In the final models, we assessed model calibration, risk stratification capacity, and classification accuracy.^26
–28 Model calibration was assessed visually by plotting the number of observed versus expected cesarean delivery outcomes by decile of predicted probability, and by the Hosmer-Lemeshow goodness-of-fit statistical test. Stratification capacity was assessed by examining the extent to which the model's predictions separated the study population into clinically distinct risk groups.

Classification accuracy, or discrimination, was evaluated based on the AUC, which is also known as the c statistic, and by calculating likelihood ratios across the ranges of tenths of predicted probability to assess how many times as likely women with cesarean delivery are to have a predicted probability in a given range than women without cesarean delivery.²⁹ Categories with likelihood ratios <0.1 or >10.0 were considered to be informative [strong evidence for the absence (<0.1) or presence (>10.0) of cesarean delivery], those with likelihood ratios 0.1 to 0.2 or 5.0 to 10.0 were considered to be moderately informative, and those with likelihood ratios 0.2 to 5.0 were considered to be non-informative.³⁰

We determined an “optimal” cutoff of the predicted probabilities using the Youden Index, which maximizes the vertical distance from the line of equality to the ROC curve, valuing sensitivity and specificity equally to minimize the total number of misclassified results.³¹ Using this cutoff, we calculated sensitivity, specificity, positive predictive value, and negative predictive value.

There is concern that prediction models perform better in the sample from which they were developed than in a new population, because variables are chosen to obtain an optimal model in the sample and, consequently, overfitting is possible.³² Internal validation of the same sample used to create the prediction model can be used to assess the potential for overfitting and estimate the model's performance in a new sample.²⁸

Internal validation was assessed through bootstrapping of the forward stepwise selection logistic regression model starting with 50 candidate predictors. We used 200 iterations of random sampling with replacement, repeated the forward stepwise selection process, chose the most discriminating model for that iteration based on incremental improvement in AUC, and recorded its AUC value.³³ Confidence intervals (CIs) for the baseline model AUC were calculated based on the 2.5th and 97.5th percentiles of the bootstrapped AUC values. Bias or optimism was calculated as the average of the differences in AUC between each bootstrap model's AUC and the AUC of the original prediction model.²⁸

We evaluated whether the predictive ability of the models differed by hospital characteristics. The 14 hospitals were dichotomized as large or small based on total number of births per year. Hospitals were identified as teaching or non-teaching based on the presence of an obstetrics and gynecology residency program.
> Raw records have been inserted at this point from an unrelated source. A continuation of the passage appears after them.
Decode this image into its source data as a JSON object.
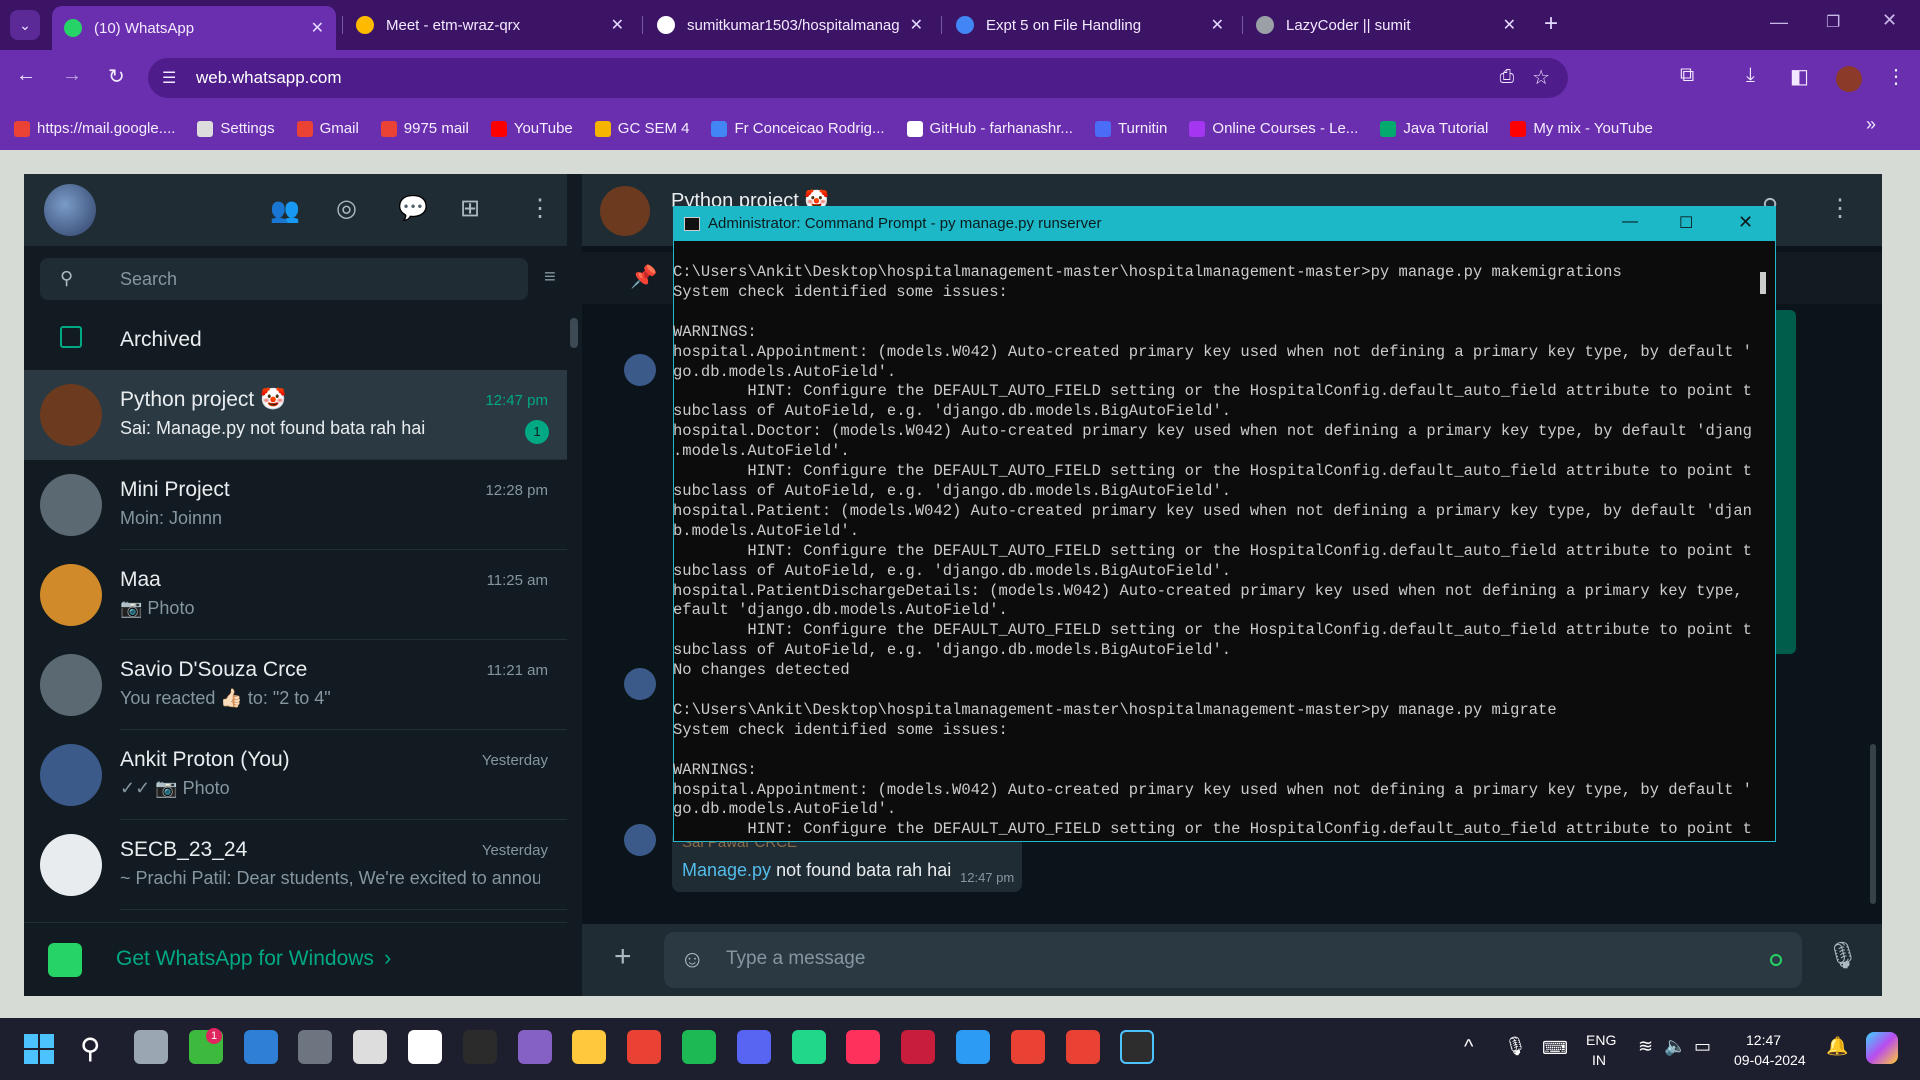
{
  "browser": {
    "tabs": [
      {
        "title": "(10) WhatsApp",
        "color": "#25d366"
      },
      {
        "title": "Meet - etm-wraz-qrx",
        "color": "#ffba00"
      },
      {
        "title": "sumitkumar1503/hospitalmanag",
        "color": "#ffffff"
      },
      {
        "title": "Expt 5 on File Handling",
        "color": "#4285f4"
      },
      {
        "title": "LazyCoder || sumit",
        "color": "#9aa0a6"
      }
    ],
    "url": "web.whatsapp.com",
    "bookmarks": [
      {
        "label": "https://mail.google....",
        "color": "#ea4335"
      },
      {
        "label": "Settings",
        "color": "#dddddd"
      },
      {
        "label": "Gmail",
        "color": "#ea4335"
      },
      {
        "label": "9975 mail",
        "color": "#ea4335"
      },
      {
        "label": "YouTube",
        "color": "#ff0000"
      },
      {
        "label": "GC SEM 4",
        "color": "#f4b400"
      },
      {
        "label": "Fr Conceicao Rodrig...",
        "color": "#4285f4"
      },
      {
        "label": "GitHub - farhanashr...",
        "color": "#ffffff"
      },
      {
        "label": "Turnitin",
        "color": "#4a6cf7"
      },
      {
        "label": "Online Courses - Le...",
        "color": "#a435f0"
      },
      {
        "label": "Java Tutorial",
        "color": "#04aa6d"
      },
      {
        "label": "My mix - YouTube",
        "color": "#ff0000"
      }
    ]
  },
  "sidebar": {
    "search_placeholder": "Search",
    "archived_label": "Archived",
    "chats": [
      {
        "name": "Python project 🤡",
        "message": "Sai: Manage.py not found bata rah hai",
        "time": "12:47 pm",
        "unread": "1",
        "avatar_color": "#6b3a1f"
      },
      {
        "name": "Mini Project",
        "message": "Moin: Joinnn",
        "time": "12:28 pm",
        "unread": "",
        "avatar_color": "#5b6a72"
      },
      {
        "name": "Maa",
        "message": "📷 Photo",
        "time": "11:25 am",
        "unread": "",
        "avatar_color": "#d08a2a"
      },
      {
        "name": "Savio D'Souza Crce",
        "message": "You reacted 👍🏻 to: \"2 to 4\"",
        "time": "11:21 am",
        "unread": "",
        "avatar_color": "#5b6a72"
      },
      {
        "name": "Ankit Proton (You)",
        "message": "✓✓ 📷 Photo",
        "time": "Yesterday",
        "unread": "",
        "avatar_color": "#3b5a8a"
      },
      {
        "name": "SECB_23_24",
        "message": "~ Prachi Patil: Dear students, We're excited to annou...",
        "time": "Yesterday",
        "unread": "",
        "avatar_color": "#e9ecef"
      }
    ],
    "get_app_label": "Get WhatsApp for Windows"
  },
  "chat": {
    "title": "Python project 🤡",
    "visible_message": {
      "link": "Manage.py",
      "rest": " not found bata rah hai",
      "time": "12:47 pm",
      "sender": "Sai Pawar CRCE"
    },
    "composer_placeholder": "Type a message"
  },
  "cmd": {
    "title": "Administrator: Command Prompt - py  manage.py runserver",
    "lines": [
      "C:\\Users\\Ankit\\Desktop\\hospitalmanagement-master\\hospitalmanagement-master>py manage.py makemigrations",
      "System check identified some issues:",
      "",
      "WARNINGS:",
      "hospital.Appointment: (models.W042) Auto-created primary key used when not defining a primary key type, by default 'djan",
      "go.db.models.AutoField'.",
      "        HINT: Configure the DEFAULT_AUTO_FIELD setting or the HospitalConfig.default_auto_field attribute to point to a",
      "subclass of AutoField, e.g. 'django.db.models.BigAutoField'.",
      "hospital.Doctor: (models.W042) Auto-created primary key used when not defining a primary key type, by default 'django.db",
      ".models.AutoField'.",
      "        HINT: Configure the DEFAULT_AUTO_FIELD setting or the HospitalConfig.default_auto_field attribute to point to a",
      "subclass of AutoField, e.g. 'django.db.models.BigAutoField'.",
      "hospital.Patient: (models.W042) Auto-created primary key used when not defining a primary key type, by default 'django.d",
      "b.models.AutoField'.",
      "        HINT: Configure the DEFAULT_AUTO_FIELD setting or the HospitalConfig.default_auto_field attribute to point to a",
      "subclass of AutoField, e.g. 'django.db.models.BigAutoField'.",
      "hospital.PatientDischargeDetails: (models.W042) Auto-created primary key used when not defining a primary key type, by d",
      "efault 'django.db.models.AutoField'.",
      "        HINT: Configure the DEFAULT_AUTO_FIELD setting or the HospitalConfig.default_auto_field attribute to point to a",
      "subclass of AutoField, e.g. 'django.db.models.BigAutoField'.",
      "No changes detected",
      "",
      "C:\\Users\\Ankit\\Desktop\\hospitalmanagement-master\\hospitalmanagement-master>py manage.py migrate",
      "System check identified some issues:",
      "",
      "WARNINGS:",
      "hospital.Appointment: (models.W042) Auto-created primary key used when not defining a primary key type, by default 'djan",
      "go.db.models.AutoField'.",
      "        HINT: Configure the DEFAULT_AUTO_FIELD setting or the HospitalConfig.default_auto_field attribute to point to a"
    ]
  },
  "taskbar": {
    "lang": "ENG",
    "region": "IN",
    "time": "12:47",
    "date": "09-04-2024",
    "notification_badge": "1",
    "apps": [
      {
        "name": "file-manager",
        "color": "#9aa7b3"
      },
      {
        "name": "chat-app",
        "color": "#3dba3d"
      },
      {
        "name": "desktop",
        "color": "#2f7fd6"
      },
      {
        "name": "calculator",
        "color": "#6d7680"
      },
      {
        "name": "unity",
        "color": "#dddddd"
      },
      {
        "name": "unreal",
        "color": "#ffffff"
      },
      {
        "name": "epic-games",
        "color": "#2b2b2b"
      },
      {
        "name": "visual-studio",
        "color": "#8661c5"
      },
      {
        "name": "file-explorer",
        "color": "#ffc83d"
      },
      {
        "name": "chrome",
        "color": "#e94235"
      },
      {
        "name": "spotify",
        "color": "#1db954"
      },
      {
        "name": "discord",
        "color": "#5865f2"
      },
      {
        "name": "pycharm",
        "color": "#21d789"
      },
      {
        "name": "intellij",
        "color": "#fe315d"
      },
      {
        "name": "red-app",
        "color": "#c81d3b"
      },
      {
        "name": "vscode",
        "color": "#2b9bf3"
      },
      {
        "name": "chrome-2",
        "color": "#e94235"
      },
      {
        "name": "chrome-3",
        "color": "#e94235"
      },
      {
        "name": "terminal",
        "color": "#2d2d2d"
      }
    ]
  }
}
We calculated predicted probabilities for each subgroup and obtained AUC estimates.

A second step in the validation process, external validation, involves testing prediction models in observations not used to develop the original model. Using discharge data linked to birth certificate data from a single hospital not in the original cohort, we studied 55,830 deliveries occurring during 2004–2012. Labor induction, cesarean delivery, and parity were identified from birth certificate information; all other conditions were determined based on ICD-9 codes as described earlier.
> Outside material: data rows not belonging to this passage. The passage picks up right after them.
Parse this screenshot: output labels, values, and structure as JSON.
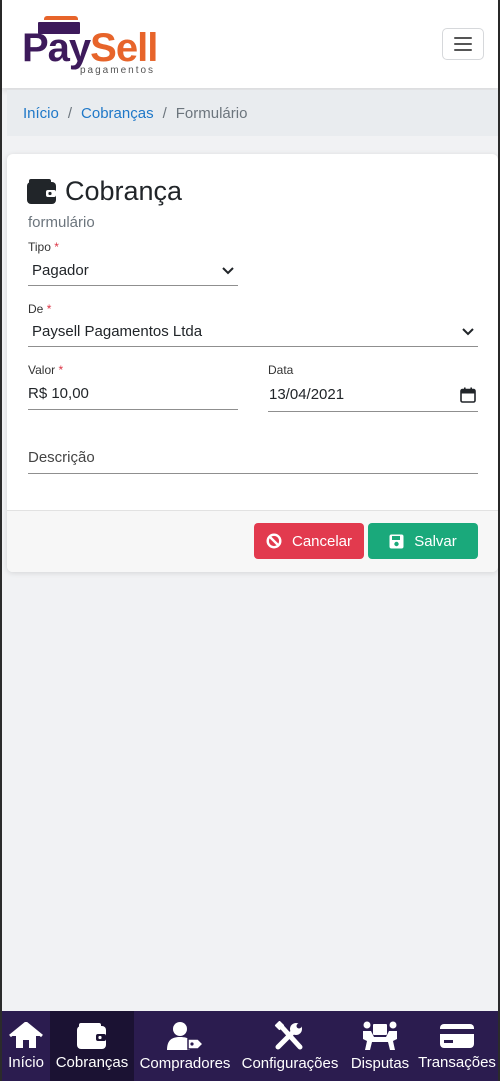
{
  "brand": {
    "name_part1": "Pay",
    "name_part2": "Sell",
    "tagline": "pagamentos"
  },
  "breadcrumb": {
    "items": [
      "Início",
      "Cobranças"
    ],
    "current": "Formulário"
  },
  "form": {
    "title": "Cobrança",
    "subtitle": "formulário",
    "tipo": {
      "label": "Tipo",
      "value": "Pagador"
    },
    "de": {
      "label": "De",
      "value": "Paysell Pagamentos Ltda"
    },
    "valor": {
      "label": "Valor",
      "value": "R$ 10,00"
    },
    "data": {
      "label": "Data",
      "value": "13/04/2021"
    },
    "descricao": {
      "placeholder": "Descrição"
    },
    "required_mark": "*"
  },
  "actions": {
    "cancel_label": "Cancelar",
    "save_label": "Salvar"
  },
  "bottom_nav": [
    {
      "label": "Início",
      "icon": "home-icon",
      "active": false
    },
    {
      "label": "Cobranças",
      "icon": "wallet-icon",
      "active": true
    },
    {
      "label": "Compradores",
      "icon": "user-tag-icon",
      "active": false
    },
    {
      "label": "Configurações",
      "icon": "tools-icon",
      "active": false
    },
    {
      "label": "Disputas",
      "icon": "people-carry-icon",
      "active": false
    },
    {
      "label": "Transações",
      "icon": "credit-card-icon",
      "active": false
    }
  ],
  "colors": {
    "brand_purple": "#3d1a5b",
    "brand_orange": "#e7642a",
    "nav_bg": "#2b1c4f",
    "cancel": "#e23a4e",
    "save": "#1aa97b",
    "link": "#1f78c8"
  }
}
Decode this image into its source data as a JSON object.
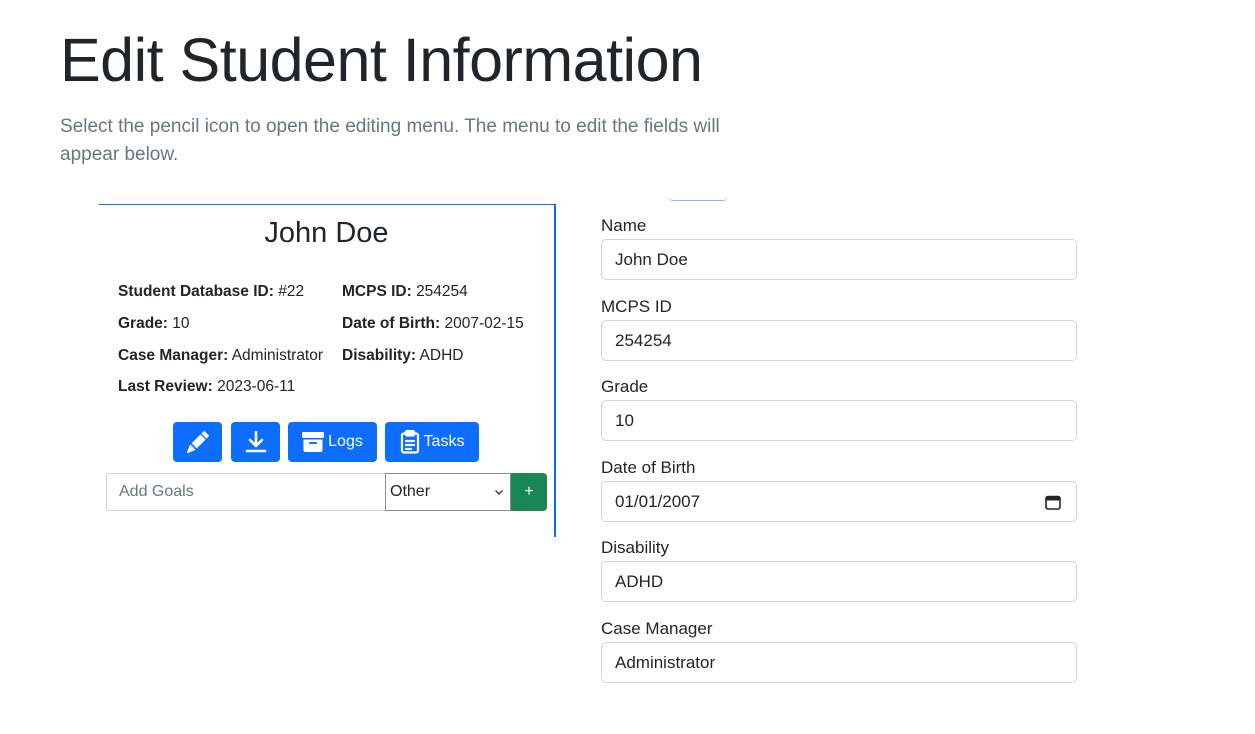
{
  "header": {
    "title": "Edit Student Information",
    "intro": "Select the pencil icon to open the editing menu. The menu to edit the fields will appear below."
  },
  "card": {
    "name": "John Doe",
    "info": {
      "db_id_label": "Student Database ID:",
      "db_id_value": "#22",
      "mcps_label": "MCPS ID:",
      "mcps_value": "254254",
      "grade_label": "Grade:",
      "grade_value": "10",
      "dob_label": "Date of Birth:",
      "dob_value": "2007-02-15",
      "cm_label": "Case Manager:",
      "cm_value": "Administrator",
      "dis_label": "Disability:",
      "dis_value": "ADHD",
      "review_label": "Last Review:",
      "review_value": "2023-06-11"
    },
    "buttons": {
      "edit_icon": "pencil-icon",
      "download_icon": "download-icon",
      "logs_label": "Logs",
      "logs_icon": "archive-icon",
      "tasks_label": "Tasks",
      "tasks_icon": "clipboard-icon"
    },
    "goals": {
      "placeholder": "Add Goals",
      "selected": "Other",
      "add_label": "+"
    }
  },
  "form": {
    "fields": [
      {
        "label": "Name",
        "value": "John Doe"
      },
      {
        "label": "MCPS ID",
        "value": "254254"
      },
      {
        "label": "Grade",
        "value": "10"
      },
      {
        "label": "Date of Birth",
        "value": "01/01/2007"
      },
      {
        "label": "Disability",
        "value": "ADHD"
      },
      {
        "label": "Case Manager",
        "value": "Administrator"
      }
    ]
  },
  "colors": {
    "primary": "#0d6efd",
    "success": "#198754",
    "muted": "#6c757d"
  }
}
Applying the same exclusions as in the original cohort, we restricted the sample to 39,921 singleton liveborn deliveries between 34 and 42 weeks' gestation and without prior cesarean delivery, placenta previa, cephalopelvic disproportion, nonvertex presentation, or uterine abnormalities. Using the developed prediction equations, we calculated the predicted probability of cesarean delivery for each labor induction in the validation cohort. Then, we assessed the calibration capacity, risk stratification, and discrimination of the models in the external validation cohort.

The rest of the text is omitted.